Monday, October 24, 2005

Greenspan 2: Electric Boogaloo

President Bush announced today that Ben Bernanke is his nominee to replace Alan Greenspan as Overlord of the Known Gala... uh, chairman of the Federal Reserve Board. I can't claim to know much about Mr. Bernanke, but this New York Times account is reassuring about his credentials:

A former Federal Reserve governor, Mr. Bernanke has long been considered the favorite for the post, according to political experts, Wall Street analysts and economists. Mr. Bush appointed Mr. Bernanke, a Republican and former professor at Princeton University, to head the White House Council of Economic Advisers earlier this year.
That’s a lot better than the introduction many of us feared Bush might make: "And now, the dude whose notes I copied in economics class..."

1 Comments:

Anonymous Anonymous said...

Breakin 2 Electric Boogaloo. Now that was a great movie. Not so Greenspanish in the end, but I see your point. Anyhow, I was trying to remember whether it was Turbo or Ozone who danced on the ceiling in that one memorable scene, and could not, so I googled it. I entered +breakin +turbo +ozone +"dancing on the ceiling". It was Turbo. But more to the point, look at the quote below from the web site efilmcritic.com. Let me say before you even read it that, how totally correct, it really does not get odder than that! (note the ital, that's how you know it is likesuperunbelievably odd.

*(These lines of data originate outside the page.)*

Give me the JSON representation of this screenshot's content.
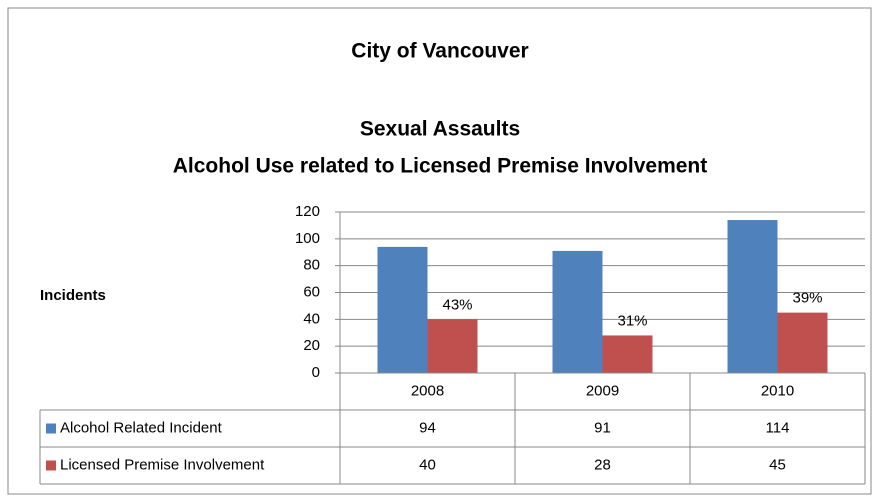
{
  "chart_data": {
    "type": "bar",
    "title": "City of Vancouver",
    "subtitle": [
      "Sexual Assaults",
      "Alcohol Use related to Licensed Premise Involvement"
    ],
    "y_label": "Incidents",
    "categories": [
      "2008",
      "2009",
      "2010"
    ],
    "series": [
      {
        "name": "Alcohol Related Incident",
        "color": "#4f81bd",
        "values": [
          94,
          91,
          114
        ]
      },
      {
        "name": "Licensed Premise Involvement",
        "color": "#c0504d",
        "values": [
          40,
          28,
          45
        ]
      }
    ],
    "annotations": [
      "43%",
      "31%",
      "39%"
    ],
    "ylim": [
      0,
      120
    ],
    "yticks": [
      0,
      20,
      40,
      60,
      80,
      100,
      120
    ],
    "grid": true
  }
}
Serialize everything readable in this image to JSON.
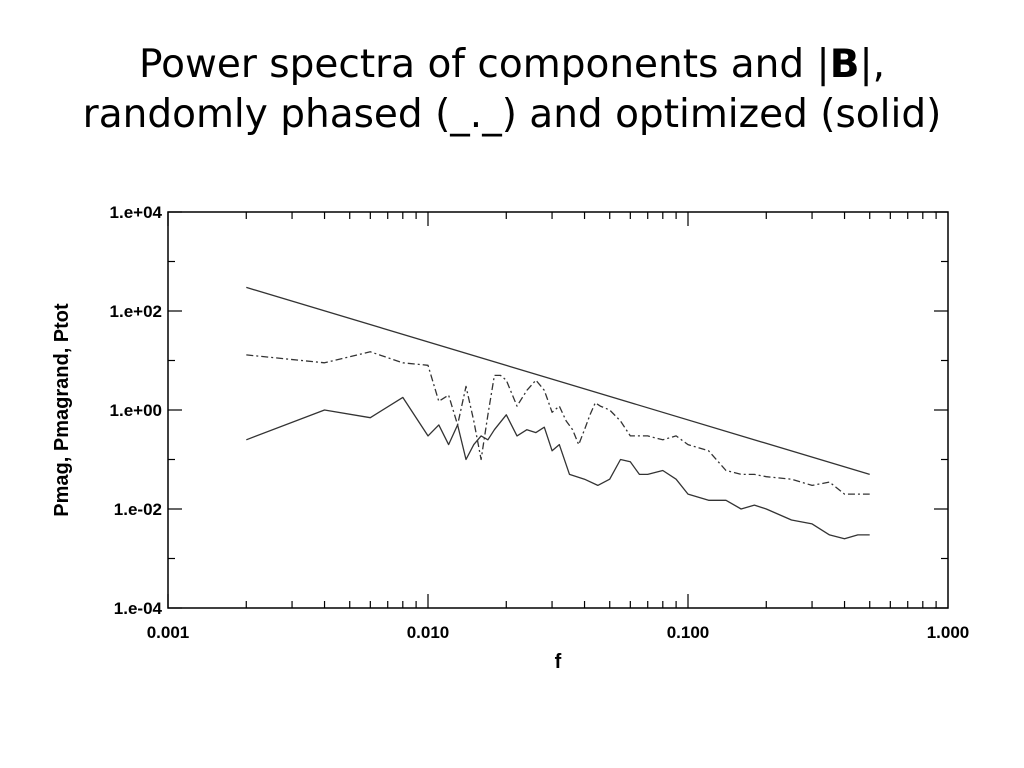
{
  "slide": {
    "title_line1_pre": "Power spectra of components and |",
    "title_line1_bold": "B",
    "title_line1_post": "|,",
    "title_line2": "randomly phased (_._) and optimized (solid)"
  },
  "chart_data": {
    "type": "line",
    "xlabel": "f",
    "ylabel": "Pmag, Pmagrand, Ptot",
    "xscale": "log",
    "yscale": "log",
    "xlim": [
      0.001,
      1.0
    ],
    "ylim": [
      0.0001,
      10000
    ],
    "xticks": [
      0.001,
      0.01,
      0.1,
      1.0
    ],
    "xtick_labels": [
      "0.001",
      "0.010",
      "0.100",
      "1.000"
    ],
    "yticks": [
      0.0001,
      0.01,
      1,
      100,
      10000
    ],
    "ytick_labels": [
      "1.e-04",
      "1.e-02",
      "1.e+00",
      "1.e+02",
      "1.e+04"
    ],
    "grid": false,
    "series": [
      {
        "style": "solid-straight",
        "x": [
          0.002,
          0.5
        ],
        "y": [
          300,
          0.05
        ]
      },
      {
        "style": "dash-dot",
        "x": [
          0.002,
          0.004,
          0.006,
          0.008,
          0.01,
          0.011,
          0.012,
          0.013,
          0.014,
          0.015,
          0.016,
          0.017,
          0.018,
          0.019,
          0.02,
          0.022,
          0.024,
          0.026,
          0.028,
          0.03,
          0.032,
          0.034,
          0.036,
          0.038,
          0.04,
          0.042,
          0.044,
          0.046,
          0.05,
          0.055,
          0.06,
          0.065,
          0.07,
          0.08,
          0.09,
          0.1,
          0.12,
          0.14,
          0.16,
          0.18,
          0.2,
          0.25,
          0.3,
          0.35,
          0.4,
          0.45,
          0.5
        ],
        "y": [
          13,
          9,
          15,
          9,
          8,
          1.5,
          2,
          0.5,
          3,
          0.6,
          0.1,
          0.8,
          5,
          5,
          4,
          1.2,
          2.5,
          4,
          2.5,
          0.9,
          1.2,
          0.6,
          0.4,
          0.2,
          0.4,
          0.8,
          1.4,
          1.2,
          1.0,
          0.6,
          0.3,
          0.3,
          0.3,
          0.25,
          0.3,
          0.2,
          0.15,
          0.06,
          0.05,
          0.05,
          0.045,
          0.04,
          0.03,
          0.035,
          0.02,
          0.02,
          0.02
        ]
      },
      {
        "style": "solid",
        "x": [
          0.002,
          0.004,
          0.006,
          0.008,
          0.01,
          0.011,
          0.012,
          0.013,
          0.014,
          0.015,
          0.016,
          0.017,
          0.018,
          0.02,
          0.022,
          0.024,
          0.026,
          0.028,
          0.03,
          0.032,
          0.035,
          0.04,
          0.045,
          0.05,
          0.055,
          0.06,
          0.065,
          0.07,
          0.08,
          0.09,
          0.1,
          0.12,
          0.14,
          0.16,
          0.18,
          0.2,
          0.25,
          0.3,
          0.35,
          0.4,
          0.45,
          0.5
        ],
        "y": [
          0.25,
          1.0,
          0.7,
          1.8,
          0.3,
          0.5,
          0.2,
          0.5,
          0.1,
          0.2,
          0.3,
          0.25,
          0.4,
          0.8,
          0.3,
          0.4,
          0.35,
          0.45,
          0.15,
          0.2,
          0.05,
          0.04,
          0.03,
          0.04,
          0.1,
          0.09,
          0.05,
          0.05,
          0.06,
          0.04,
          0.02,
          0.015,
          0.015,
          0.01,
          0.012,
          0.01,
          0.006,
          0.005,
          0.003,
          0.0025,
          0.003,
          0.003
        ]
      }
    ]
  }
}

Maybe you can't see that parts are italicized.) It's like, remember in Hamlet that bit about there are more things in heaven and earth than can be dreamt of in your philosophy, or whatever? Perfect example! "Turbo falls for a Spanish-speaking girl who, with no prompting of any kind, shows up at his house to find him dancing on the ceiling, and kisses him.
The dancing on the ceiling scene embodies the other weird thing about this film – scenes that couldn’t happen in real life are played as though they’re completely natural. In one scene, Ozone is trying to show Turbo how to dance with a woman by using a doll; the two start seeing their respective love interests in place of the doll when the other is dancing with it, and end up tearing the stuffing out of the doll while fighting over it. You simply cannot get any odder than that." By the way, this is not the same "anonymous" as before. It's a different one, a more exciting one, a, well if you must know, a much racier one. One that is trying on a whole new kind of anonymity with special features you can't even begin to comprehend.